By Colman M. Herman
Last July, at a time when he was in the midst of his heated campaign for governor, Massachusetts State Treasurer Steven Grossman appears to have seriously violated the state’s Public Records Law. Responding to a public records request from me, Grossman claimed that he had no state credit card bills from 2013 to present when, as I later found out, he actually did.
Not satisfied with Grossman’s response to my July request, I asked him again in December for all his credit card statements for the same time period. Representatives for Grossman, who by then had lost his bid for the corner office, continued to assert that none existed.
Skeptical, I continued to ask. Only after a fifth request did Grossman come clean and turn over the credit card statements — documents that contained not only charges incurred by Grossman, but by seven other treasury employees as well.

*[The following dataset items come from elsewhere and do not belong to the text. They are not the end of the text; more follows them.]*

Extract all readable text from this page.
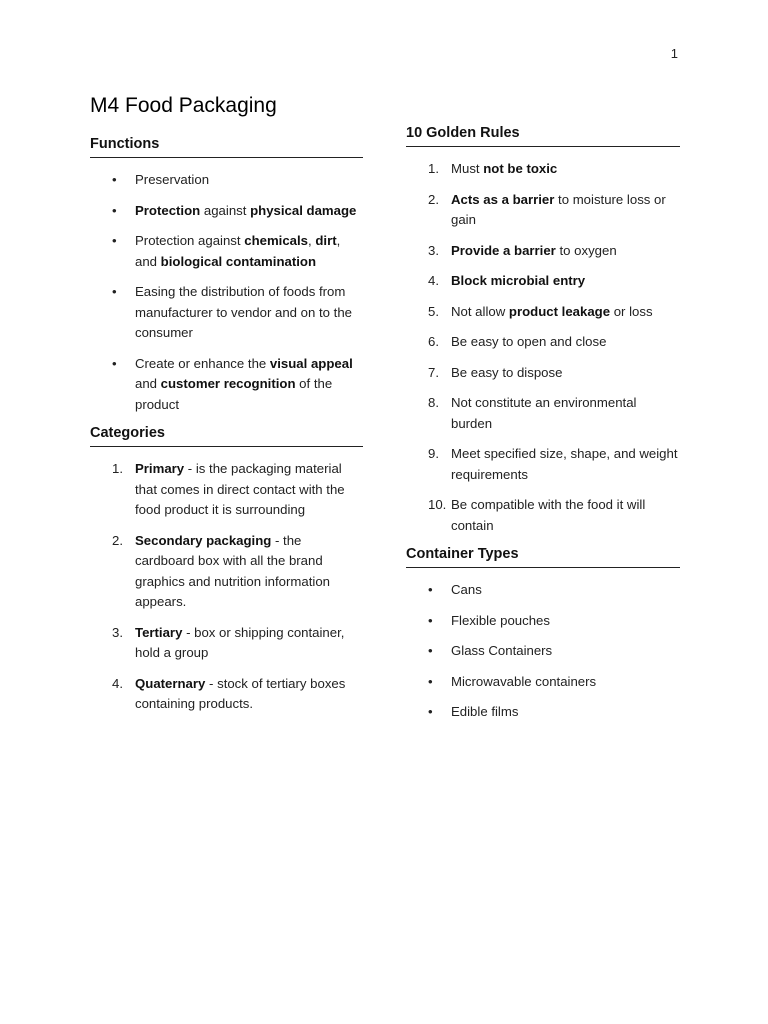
1
M4 Food Packaging
Functions
• Preservation
• Protection against physical damage
• Protection against chemicals, dirt, and biological contamination
• Easing the distribution of foods from manufacturer to vendor and on to the consumer
• Create or enhance the visual appeal and customer recognition of the product
Categories
1. Primary - is the packaging material that comes in direct contact with the food product it is surrounding
2. Secondary packaging - the cardboard box with all the brand graphics and nutrition information appears.
3. Tertiary - box or shipping container, hold a group
4. Quaternary - stock of tertiary boxes containing products.
10 Golden Rules
1. Must not be toxic
2. Acts as a barrier to moisture loss or gain
3. Provide a barrier to oxygen
4. Block microbial entry
5. Not allow product leakage or loss
6. Be easy to open and close
7. Be easy to dispose
8. Not constitute an environmental burden
9. Meet specified size, shape, and weight requirements
10. Be compatible with the food it will contain
Container Types
• Cans
• Flexible pouches
• Glass Containers
• Microwavable containers
• Edible films
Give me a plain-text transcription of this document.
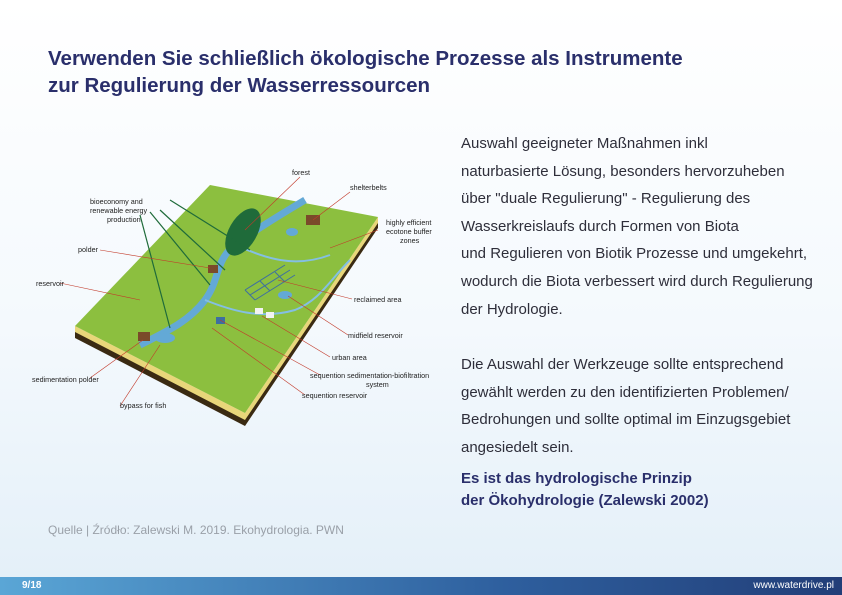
Verwenden Sie schließlich ökologische Prozesse als Instrumente
zur Regulierung der Wasserressourcen
forest
shelterbelts
bioeconomy and
renewable energy
production	highly efficient
ecotone buffer
zones
polder
reservoir
reclaimed area
midfield reservoir
urban area
sequention sedimentation-biofiltration
system
sequention reservoir
sedimentation polder
bypass for fish
Auswahl geeigneter Maßnahmen inkl
naturbasierte Lösung, besonders hervorzuheben
über "duale Regulierung" - Regulierung des
Wasserkreislaufs durch Formen von Biota
und Regulieren von Biotik Prozesse und umgekehrt,
wodurch die Biota verbessert wird durch Regulierung
der Hydrologie.
Die Auswahl der Werkzeuge sollte entsprechend
gewählt werden zu den identifizierten Problemen/
Bedrohungen und sollte optimal im Einzugsgebiet
angesiedelt sein.
Es ist das hydrologische Prinzip
der Ökohydrologie (Zalewski 2002)
Quelle | Źródło: Zalewski M. 2019. Ekohydrologia. PWN
9/18	www.waterdrive.pl
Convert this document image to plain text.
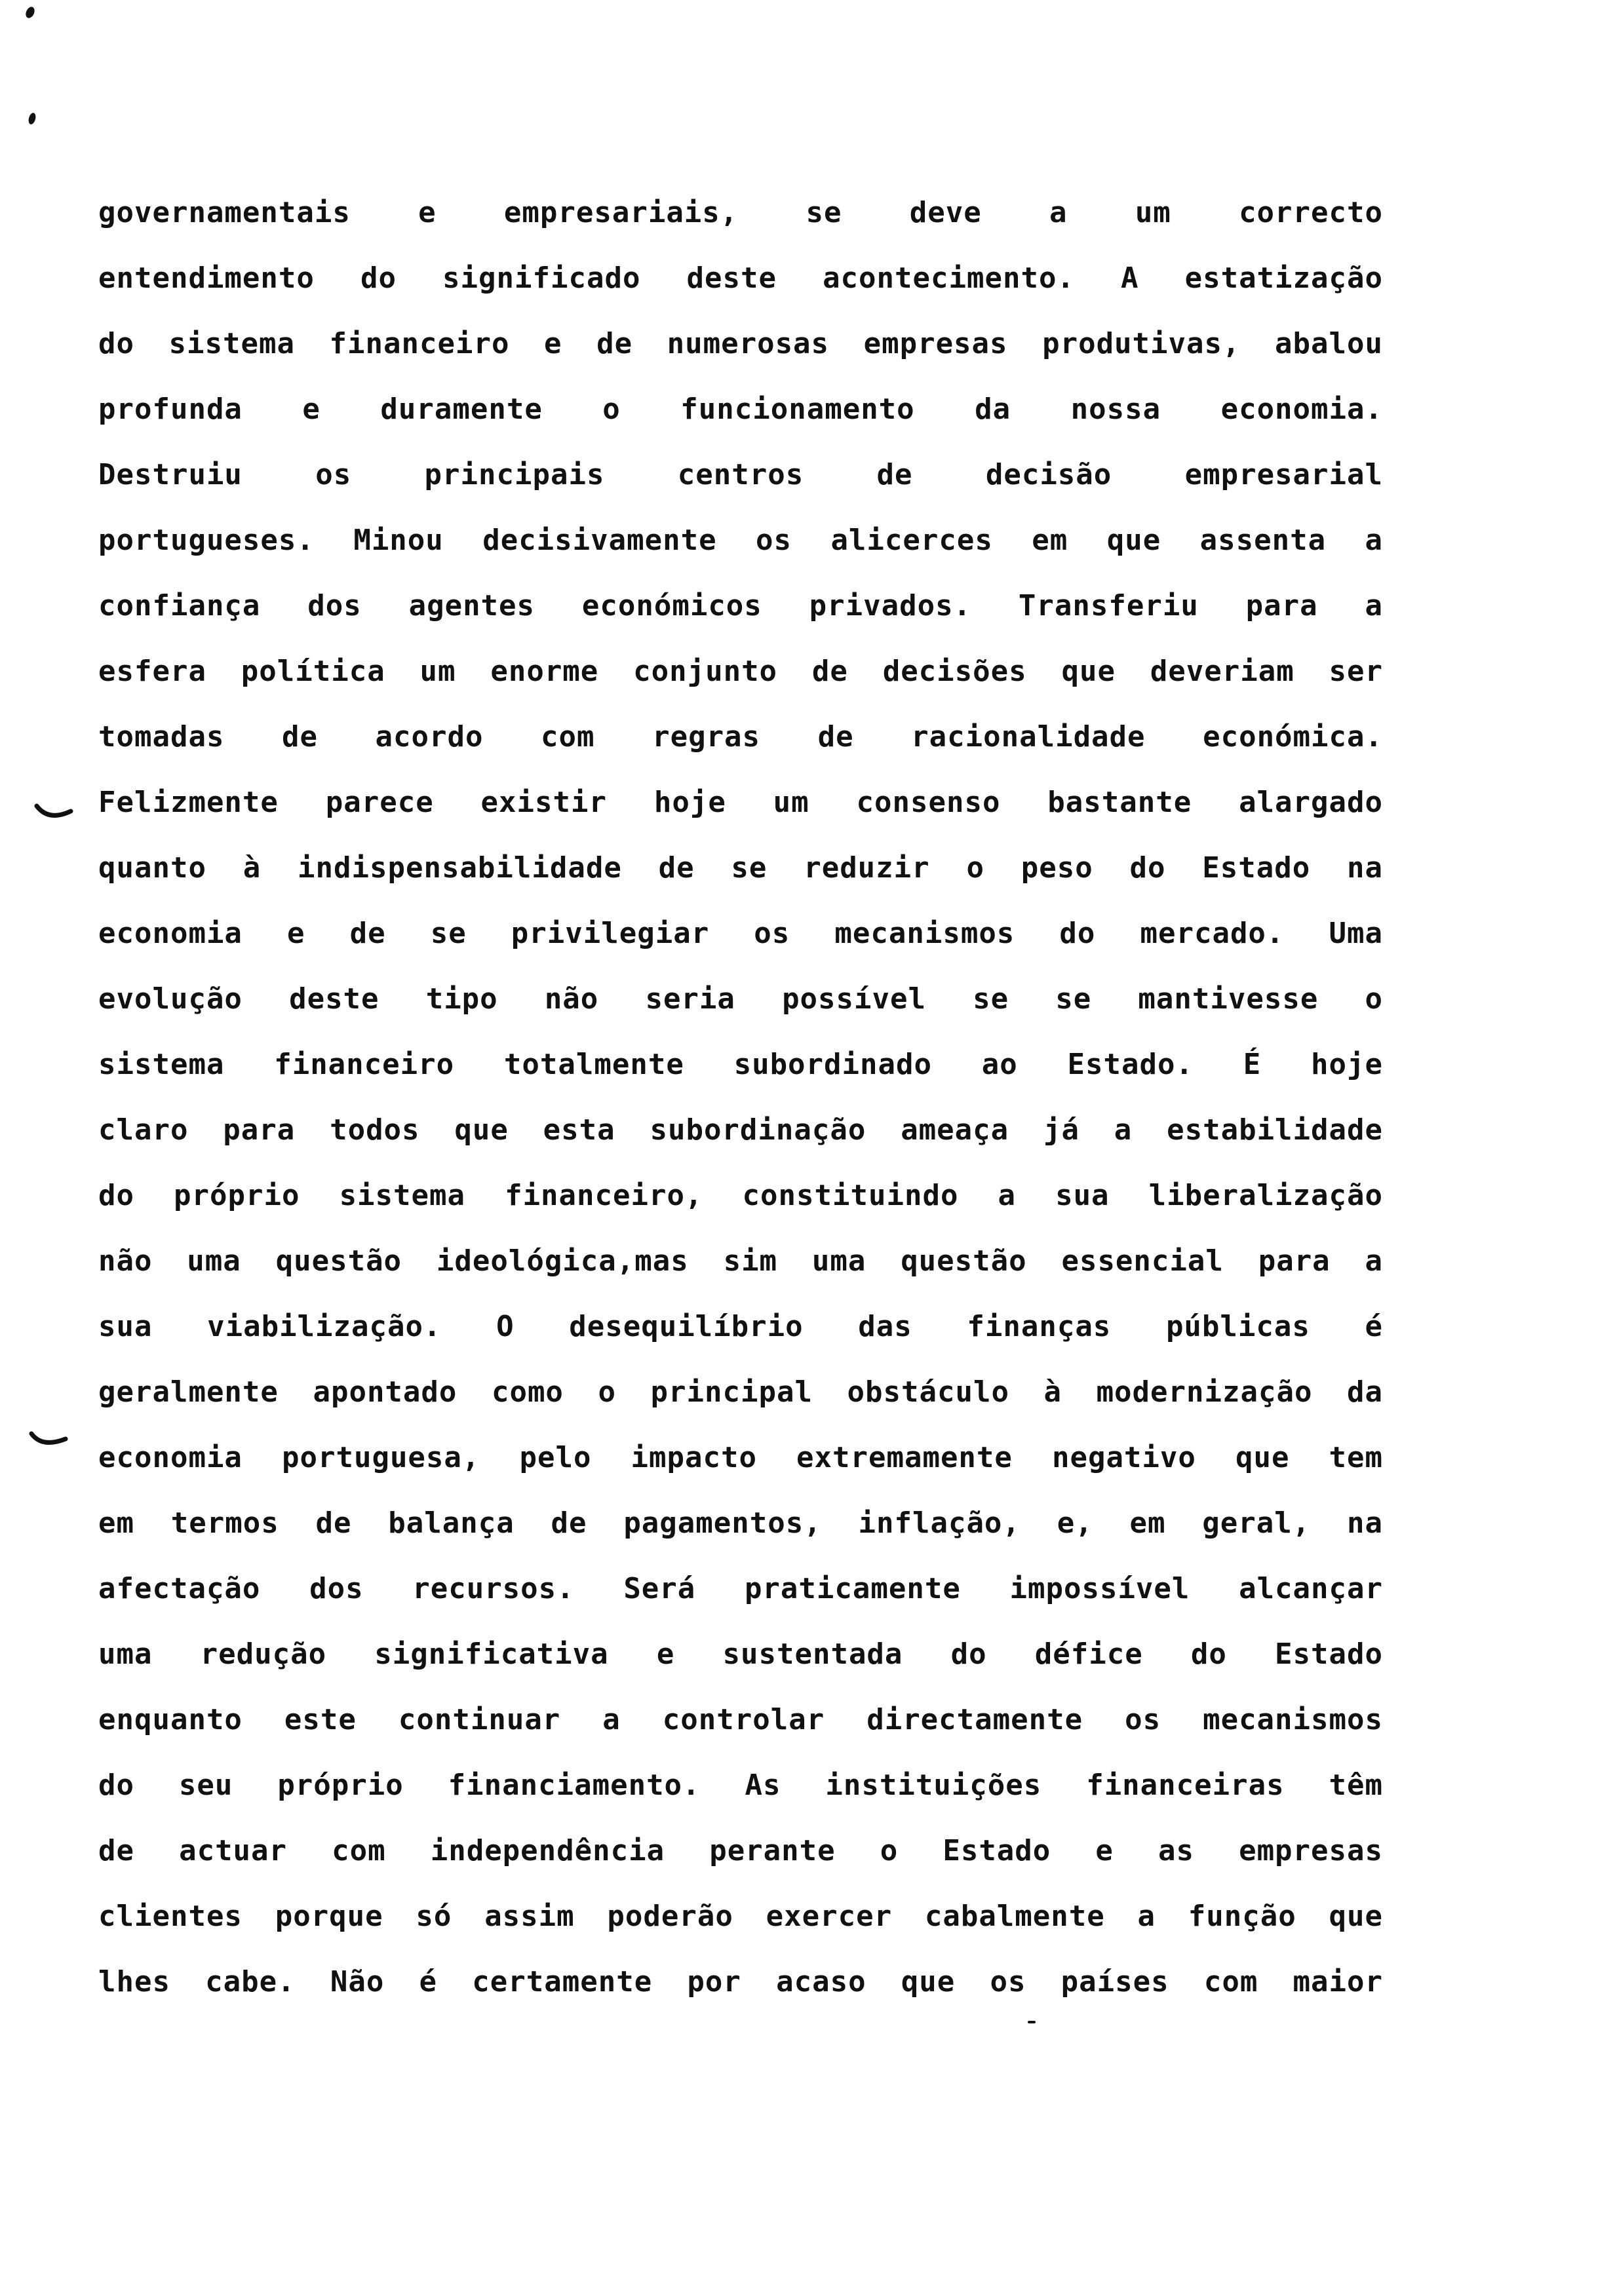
governamentais e empresariais, se deve a um correcto
entendimento do significado deste acontecimento. A estatização
do sistema financeiro e de numerosas empresas produtivas, abalou
profunda e duramente o funcionamento da nossa economia.
Destruiu os principais centros de decisão empresarial
portugueses. Minou decisivamente os alicerces em que assenta a
confiança dos agentes económicos privados. Transferiu para a
esfera política um enorme conjunto de decisões que deveriam ser
tomadas de acordo com regras de racionalidade económica.
Felizmente parece existir hoje um consenso bastante alargado
quanto à indispensabilidade de se reduzir o peso do Estado na
economia e de se privilegiar os mecanismos do mercado. Uma
evolução deste tipo não seria possível se se mantivesse o
sistema financeiro totalmente subordinado ao Estado. É hoje
claro para todos que esta subordinação ameaça já a estabilidade
do próprio sistema financeiro, constituindo a sua liberalização
não uma questão ideológica,mas sim uma questão essencial para a
sua viabilização. O desequilíbrio das finanças públicas é
geralmente apontado como o principal obstáculo à modernização da
economia portuguesa, pelo impacto extremamente negativo que tem
em termos de balança de pagamentos, inflação, e, em geral, na
afectação dos recursos. Será praticamente impossível alcançar
uma redução significativa e sustentada do défice do Estado
enquanto este continuar a controlar directamente os mecanismos
do seu próprio financiamento. As instituições financeiras têm
de actuar com independência perante o Estado e as empresas
clientes porque só assim poderão exercer cabalmente a função que
lhes cabe. Não é certamente por acaso que os países com maior
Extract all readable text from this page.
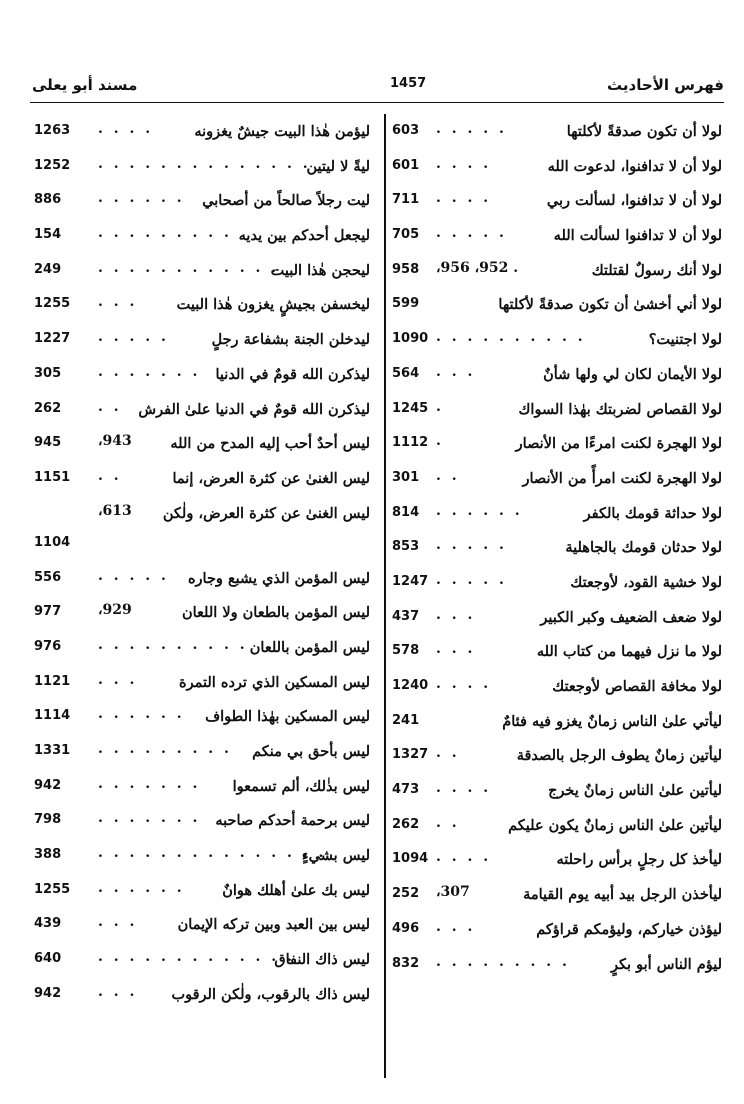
فهرس الأحاديث
1457
مسند أبو يعلى
لولا أن تكون صدقةً لأكلتها
. . . . .
603
لولا أن لا تدافنوا، لدعوت الله
. . . .
601
لولا أن لا تدافنوا، لسألت ربي
. . . .
711
لولا أن لا تدافنوا لسألت الله
. . . . .
705
لولا أنك رسولٌ لقتلتك
. 952، 956،
958
لولا أني أخشىٰ أن تكون صدقةً لأكلتها
599
لولا اجتنيت؟
. . . . . . . . . .
1090
لولا الأيمان لكان لي ولها شأنٌ
. . .
564
لولا القصاص لضربتك بهٰذا السواك
.
1245
لولا الهجرة لكنت امرءًا من الأنصار
.
1112
لولا الهجرة لكنت امرأً من الأنصار
. .
301
لولا حداثة قومك بالكفر
. . . . . .
814
لولا حدثان قومك بالجاهلية
. . . . .
853
لولا خشية القود، لأوجعتك
. . . . .
1247
لولا ضعف الضعيف وكبر الكبير
. . .
437
لولا ما نزل فيهما من كتاب الله
. . .
578
لولا مخافة القصاص لأوجعتك
. . . .
1240
ليأتي علىٰ الناس زمانٌ يغزو فيه فئامٌ
241
ليأتين زمانٌ يطوف الرجل بالصدقة
. .
1327
ليأتين علىٰ الناس زمانٌ يخرج
. . . .
473
ليأتين علىٰ الناس زمانٌ يكون عليكم
. .
262
ليأخذ كل رجلٍ برأس راحلته
. . . .
1094
ليأخذن الرجل بيد أبيه يوم القيامة
307،
252
ليؤذن خياركم، وليؤمكم قراؤكم
. . .
496
ليؤم الناس أبو بكرٍ
. . . . . . . . .
832
ليؤمن هٰذا البيت جيشٌ يغزونه
. . . .
1263
ليةً لا ليتين
. . . . . . . . . . . . . .
1252
ليت رجلاً صالحاً من أصحابي
. . . . . .
886
ليجعل أحدكم بين يديه
. . . . . . . . .
154
ليحجن هٰذا البيت
. . . . . . . . . . . .
249
ليخسفن بجيشٍ يغزون هٰذا البيت
. . .
1255
ليدخلن الجنة بشفاعة رجلٍ
. . . . .
1227
ليذكرن الله قومٌ في الدنيا
. . . . . . .
305
ليذكرن الله قومٌ في الدنيا علىٰ الفرش
. .
262
ليس أحدٌ أحب إليه المدح من الله
943،
945
ليس الغنىٰ عن كثرة العرض، إنما
. .
1151
ليس الغنىٰ عن كثرة العرض، ولٰكن
613،
1104
ليس المؤمن الذي يشبع وجاره
. . . . .
556
ليس المؤمن بالطعان ولا اللعان
929،
977
ليس المؤمن باللعان
. . . . . . . . . .
976
ليس المسكين الذي ترده التمرة
. . .
1121
ليس المسكين بهٰذا الطواف
. . . . . .
1114
ليس بأحق بي منكم
. . . . . . . . .
1331
ليس بذٰلك، ألم تسمعوا
. . . . . . .
942
ليس برحمة أحدكم صاحبه
. . . . . . .
798
ليس بشيءٍ
. . . . . . . . . . . . . . .
388
ليس بك علىٰ أهلك هوانٌ
. . . . . .
1255
ليس بين العبد وبين تركه الإيمان
. . .
439
ليس ذاك النفاق
. . . . . . . . . . . . .
640
ليس ذاك بالرقوب، ولٰكن الرقوب
. . .
942
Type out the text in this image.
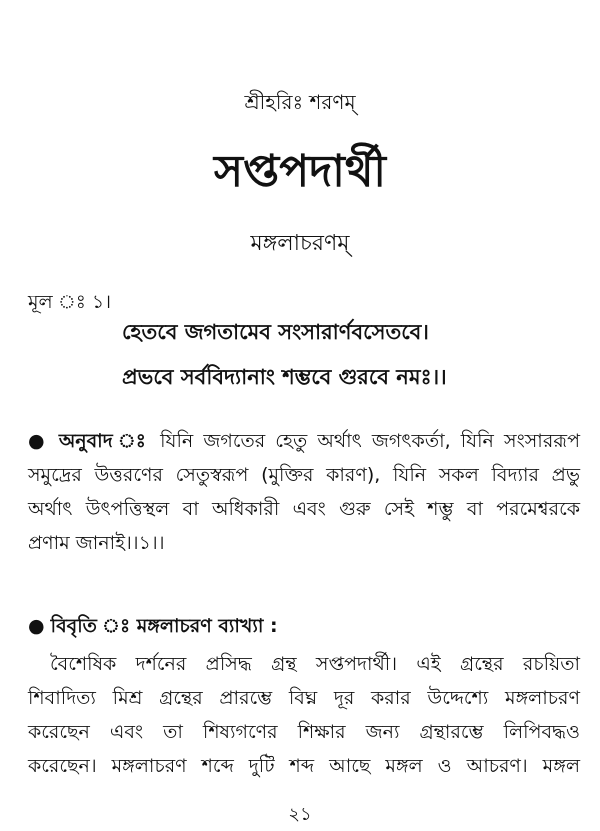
শ্রীহরিঃ শরণম্
সপ্তপদার্থী
মঙ্গলাচরণম্
মূল ঃ ১।
হেতবে জগতামেব সংসারার্ণবসেতবে।
প্রভবে সর্ববিদ্যানাং শম্ভবে গুরবে নমঃ।।
● অনুবাদ ঃ যিনি জগতের হেতু অর্থাৎ জগৎকর্তা, যিনি সংসাররূপ
সমুদ্রের উত্তরণের সেতুস্বরূপ (মুক্তির কারণ), যিনি সকল বিদ্যার প্রভু
অর্থাৎ উৎপত্তিস্থল বা অধিকারী এবং গুরু সেই শম্ভু বা পরমেশ্বরকে
প্রণাম জানাই।।১।।
● বিবৃতি ঃ মঙ্গলাচরণ ব্যাখ্যা :
বৈশেষিক দর্শনের প্রসিদ্ধ গ্রন্থ সপ্তপদার্থী। এই গ্রন্থের রচয়িতা
শিবাদিত্য মিশ্র গ্রন্থের প্রারম্ভে বিঘ্ন দূর করার উদ্দেশ্যে মঙ্গলাচরণ
করেছেন এবং তা শিষ্যগণের শিক্ষার জন্য গ্রন্থারম্ভে লিপিবদ্ধও
করেছেন। মঙ্গলাচরণ শব্দে দুটি শব্দ আছে মঙ্গল ও আচরণ। মঙ্গল
২১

When I asked him why the public records request had to be made so many times before he released the credit card statements, Grossman initially said, “I don’t know that I can answer your question. I prefer to move forward, not backwards.”
But when pressed, Grossman seemed to blame his treasury lawyer. “Look, our general counsel here reviewed what we gave you and felt that it was an adequate response to your request,” he said. The records provided by Grossman in July, however, were primarily fuel and E-ZPass transponder documents, not credit card statements.
The statements finally produced by Grossman last December included a $1,717 charge at the Island Inn on Martha’s Vineyard, a $771 charge at the Grand Hyatt Hotel in San Diego, and a $513 charge at the Mandarin Oriental in Washington, D.C. I have since requested more information from Grossman about these and other charges, and am awaiting the information.
Mary Connaughton, who leads government transparency initiatives at the Pioneer Institute, questioned Grossman’s responses to my requests. “Government transparency isn’t just a matter of convenience,” Connaughton said. “It’s always important but especially just before an election, when people are exercising their essential duty as citizens. For the most part, Treasurer Grossman made strides in advancing transparency during his tenure. That makes his lack of disclosure here not only troubling but puzzling.”
Herman is a freelance writer and reporter living in Boston.